Each year on the first day of school, my father took my picture. Most years he posed me with my ride to school which in the grade school years was a horse. Often my mother stood along side and wished for me a good school year.

Not once was I pictured wearing a coat and never did it rain or snow on opening day. Rain and cold weather did spoil some plans for last day of school picnics which usually came near the end of the third week of April.

A social media post shared this week by Ava Pedersen brought back memories of riding a horse named Tony to country school.

Dad bought Tony at the Deshler Sale Barn as an unbroke two-year-old the spring before I started to first grade. I remember going to Deshler in Dad’s old 193? Ford truck to bring Tony home. Found a sad Tony standing all by himself in the far corner of a pen.

Dad wisely decided neither horse nor boy were ready for the daily trips to school that fall and so an old Shetland became my ride. I traveled a lot of miles on that Shetland’s back but we made our last trip in early April. She got sick and took her last breath a week before school was out. Those last days were not pleasant for my four-legged friend struggled mightily to breath. I can still hear her standing by the pasture gate fighting for each breath.

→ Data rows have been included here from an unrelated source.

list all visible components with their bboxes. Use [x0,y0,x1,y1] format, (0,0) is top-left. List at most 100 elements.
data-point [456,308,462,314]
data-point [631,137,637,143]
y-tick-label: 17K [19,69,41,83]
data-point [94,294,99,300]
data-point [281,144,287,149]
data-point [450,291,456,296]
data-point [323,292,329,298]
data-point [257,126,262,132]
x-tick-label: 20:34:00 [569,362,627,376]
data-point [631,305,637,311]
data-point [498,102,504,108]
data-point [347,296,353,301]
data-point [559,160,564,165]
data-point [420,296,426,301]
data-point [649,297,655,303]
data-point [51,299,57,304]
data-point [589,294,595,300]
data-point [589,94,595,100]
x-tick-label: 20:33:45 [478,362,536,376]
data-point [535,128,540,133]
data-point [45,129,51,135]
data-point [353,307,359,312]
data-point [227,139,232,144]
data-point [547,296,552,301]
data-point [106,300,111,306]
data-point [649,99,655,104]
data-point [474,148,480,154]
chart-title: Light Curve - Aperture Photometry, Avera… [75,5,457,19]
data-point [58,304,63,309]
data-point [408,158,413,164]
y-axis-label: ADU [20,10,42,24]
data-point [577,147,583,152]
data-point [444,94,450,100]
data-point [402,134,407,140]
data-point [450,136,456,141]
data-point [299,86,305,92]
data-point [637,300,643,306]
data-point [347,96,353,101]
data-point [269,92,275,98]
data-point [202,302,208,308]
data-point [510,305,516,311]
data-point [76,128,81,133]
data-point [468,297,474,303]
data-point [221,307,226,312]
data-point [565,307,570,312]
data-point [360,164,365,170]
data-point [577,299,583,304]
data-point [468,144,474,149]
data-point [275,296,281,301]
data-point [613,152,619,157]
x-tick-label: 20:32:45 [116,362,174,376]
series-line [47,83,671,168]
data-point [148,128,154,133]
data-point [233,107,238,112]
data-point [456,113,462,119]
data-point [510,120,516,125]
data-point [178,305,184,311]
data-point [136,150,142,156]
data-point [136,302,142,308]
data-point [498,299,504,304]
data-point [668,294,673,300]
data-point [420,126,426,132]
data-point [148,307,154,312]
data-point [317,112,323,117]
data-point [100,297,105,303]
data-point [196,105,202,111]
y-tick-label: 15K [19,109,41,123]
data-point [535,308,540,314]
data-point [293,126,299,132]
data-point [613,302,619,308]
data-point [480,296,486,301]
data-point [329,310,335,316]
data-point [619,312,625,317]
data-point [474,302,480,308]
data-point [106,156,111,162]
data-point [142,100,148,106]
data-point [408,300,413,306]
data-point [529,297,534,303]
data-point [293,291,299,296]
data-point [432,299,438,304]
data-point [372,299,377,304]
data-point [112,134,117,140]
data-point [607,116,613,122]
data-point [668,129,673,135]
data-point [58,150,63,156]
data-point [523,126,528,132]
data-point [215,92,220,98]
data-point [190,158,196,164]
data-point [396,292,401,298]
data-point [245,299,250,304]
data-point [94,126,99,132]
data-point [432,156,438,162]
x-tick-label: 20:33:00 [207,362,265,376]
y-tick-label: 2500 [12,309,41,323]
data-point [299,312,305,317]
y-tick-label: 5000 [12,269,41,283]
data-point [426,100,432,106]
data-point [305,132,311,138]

The tears flowed freely as I watched her lifeless carcass winched onto the truck my father called the “dead wagon.” He said her carcass was going to the glue factory and perhaps next year when I started to school with a new bottle of LePage’s glue that glue may have been made from my departed friend. For a little boy, it was a painful lesson about the fragility of life.

Following the horse’s death, I had to learn to ride Tony. By then Tony was a full-of-life three year-old quarterhorse that had been broken to ride and in a year or so would be trained to pull me to school on a cart.

I didn’t appreciate it, but Tony looked after me. Early in our relationship he decided he should only trot and never gallop when carrying a little boy. Oh how my side did ache and my lunch was homoginzed after that nearly two-mile trot to school. He would gallop for other riders but never for me. It was willingness to trot that encouraged my father to build a cart and break him to drive.

Sunday I watched a social media video showing a little boy trying to climb astride a horse like Tony. I marvelled as the youngster tried and tried to pull himself into the saddle only to lose his grip and fall back. After several scuttled tries, he made it. The video reminded me of how hard it was at age 7 to get onto Tony.

I envied my Uncle Glen who could mount Tony in one jump. If I the saddle was cinched up tight, Glen would grap the saddle horn with two hands and leap onto the horse’s back. With my short legs, I would try and try but never made it without a boost.

Near the horse lot there was an overturned stock tank that I routinely used as a mounting stool. By first climbing onto the tank, I got enough height I could reach a stirrup and eventually make it onto the saddle.

Away from home, I had to improvise. I would look for a grader ditch, pasture bank or cow path for a height advantage. I never let my father see me do it for he would have said I was breaking down the fence, but I sometimes used barb-wire fences. If the wire was tight and I got near a post, I could use the wire as a ladder and hopefully get on before the wire broke or a steeple pulled out. I assure you, it was never fun getting that close to a barb wire fence for the barbs were intent on finding an opportunity to snag me.

Over the years the horses changed butthere was one constant. I had trouble getting the lead out of my feet.

One day I was trying to use an old railroad tie for the needed stool while mounting bareback. I had tried and failed several times before the horse grew impatient and decided to help. As I jumped, the horse reached around and nipped me. The nip left an ugly bruise but I didn’t mind that as much as I did what happened next. I was so startled I jumped over the horse and landed in a cow paddy.

The horse only added insult to injury when she looked down at me on the ground. From the look in her eyes I’m sure if the horse could have talked she would have asked, “If you can jump like that, why didn’t you get on a long time ago. We need to be on our way and get this useless trip over with so I can go back to the pasture where I belong.”